Luchino Visconti
100 registi (e tantissimi film) che migliorano una vita
Il conte Visconti, al secolo Luchino. Non scontata la relazione tra bellezza e appartenenza ad una stirpe aristocratica ma in questo essere umano, forse innata e propria di natali nobili, questa connessione si è rivelata tale nell’eccellere del senso della bellezza come espressione di armonia quasi maniacale, capace di esasperare lo sguardo davanti all’eccesso incantevole della ricerca della perfezione estetica.

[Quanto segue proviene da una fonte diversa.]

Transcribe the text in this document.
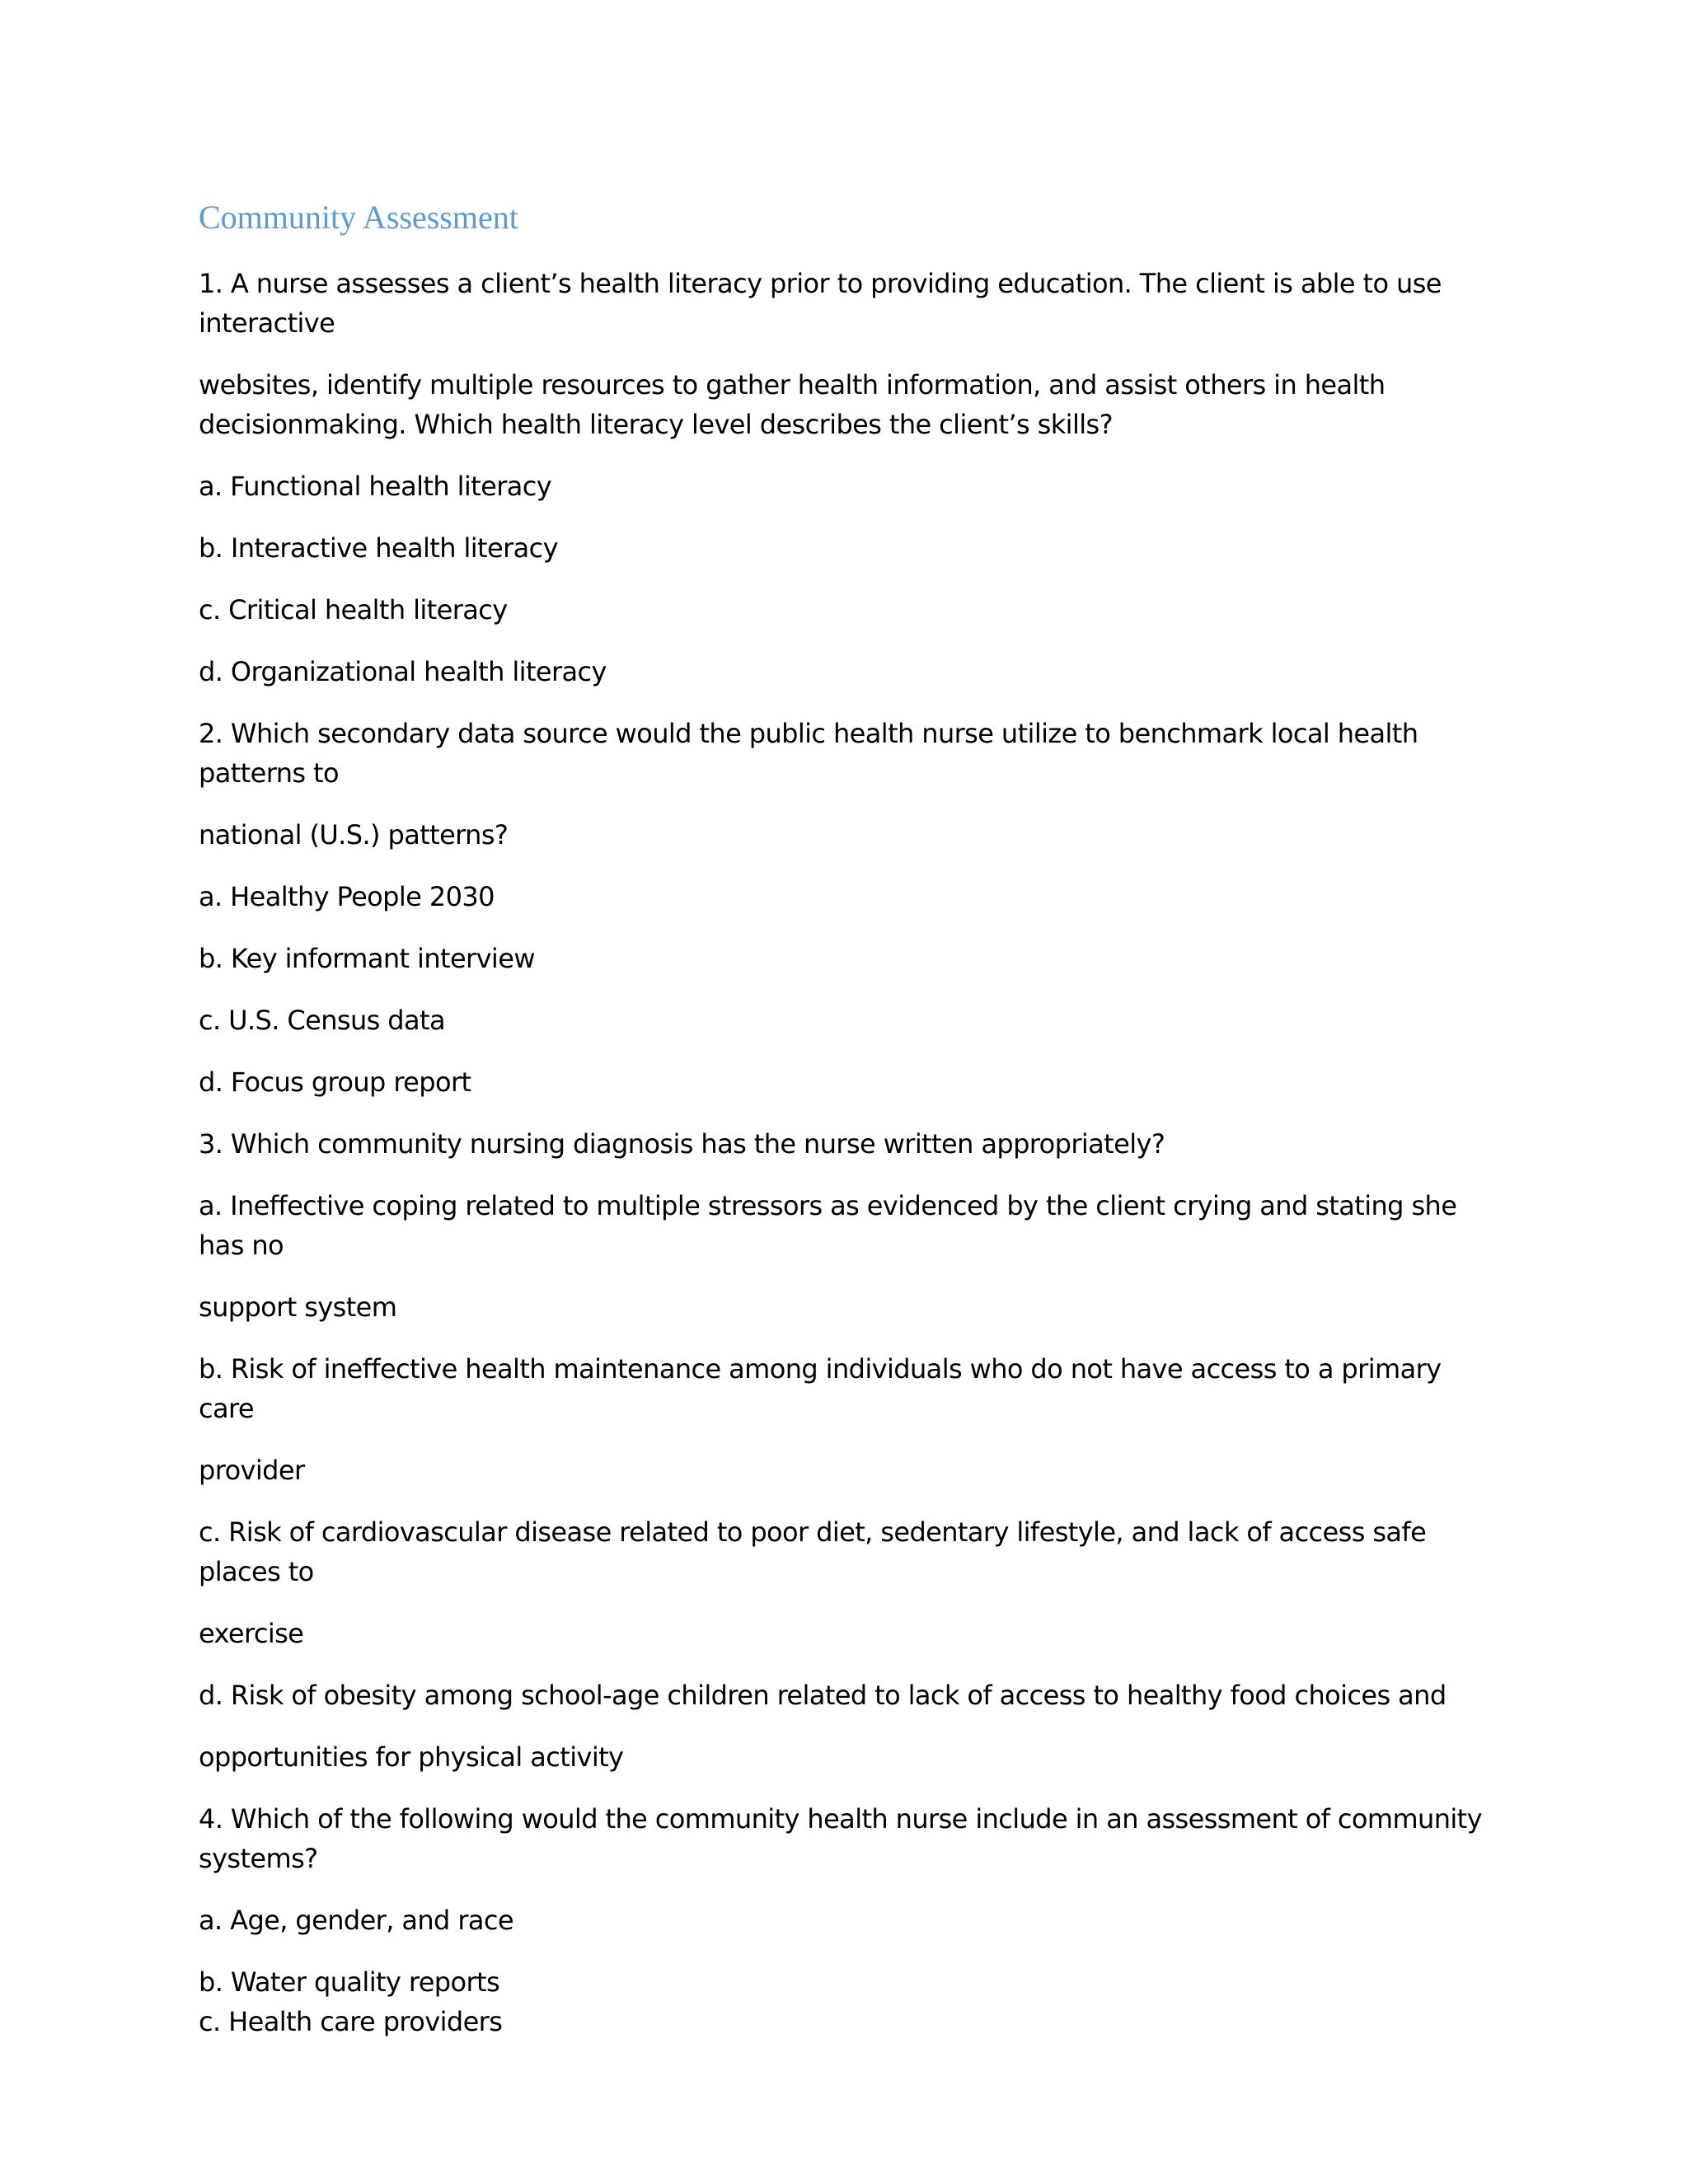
Community Assessment

1. A nurse assesses a client’s health literacy prior to providing education. The client is able to use interactive

websites, identify multiple resources to gather health information, and assist others in health decisionmaking. Which health literacy level describes the client’s skills?

a. Functional health literacy

b. Interactive health literacy

c. Critical health literacy

d. Organizational health literacy

2. Which secondary data source would the public health nurse utilize to benchmark local health patterns to

national (U.S.) patterns?

a. Healthy People 2030

b. Key informant interview

c. U.S. Census data

d. Focus group report

3. Which community nursing diagnosis has the nurse written appropriately?

a. Ineffective coping related to multiple stressors as evidenced by the client crying and stating she has no

support system

b. Risk of ineffective health maintenance among individuals who do not have access to a primary care

provider

c. Risk of cardiovascular disease related to poor diet, sedentary lifestyle, and lack of access safe places to

exercise

d. Risk of obesity among school-age children related to lack of access to healthy food choices and

opportunities for physical activity

4. Which of the following would the community health nurse include in an assessment of community systems?

a. Age, gender, and race

b. Water quality reports

c. Health care providers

La bellezza che il Visconti regista ha saputo firmare, architettare nella costruzione delle scene, sublimare con l’uso del dettaglio, in fondo inizia sempre da subito in lui, dal titolo: leggere, uno dopo l’altro, i titoli accreditati a ciascuna delle sue pellicole sembra proprio conceda di ascoltare, forse toccare, l’apice del bello. Senso, Il Gattopardo, Vaghe stelle dell’Orsa, La caduta degli dei, Morte a Venezia. Sono solo titoli? Non pare: forse più armonie di suoni che poi, al guardare, corrispondono ad una sinfonia d’immagine.
La bellezza di Visconti fa eco non solo nella scelta dei titoli, delle ambientazioni, ma spesso e inevitabilmente anche dei volti che però non vivono mai di sola estetica: sono di una raffinatezza che ammutolisce il ricorrente Helmut Berger o il Bjorn Andresen di Morte a Venezia (1971), pellicola in cui anche l’arte del costume di Piero Tosi concorre al tocco estetico che ascende al sublime, per altro non assente anche in Senso (1954) o ne Il Gattopardo (1963).
La bellezza salverà il mondo, afferma il principe Mikin ne L’Idiota di Dostoevskij: la bellezza che Luchino Visconti, senza semplificare il suo cinema ad una espressione audiovisiva di sola ricerca estetica naturalmente, e non rendendo qualunquista la frase di Dostoevskij, ha indubbiamente reso per il cinema mondiale un’espressione narrativa in cui il bello non è ridotto soltanto ad un concetto di superficie ma riesce a dimostrare di possedere uno spessore di valore profondo, spesso base imprescindibile di un bel racconto in pellicola.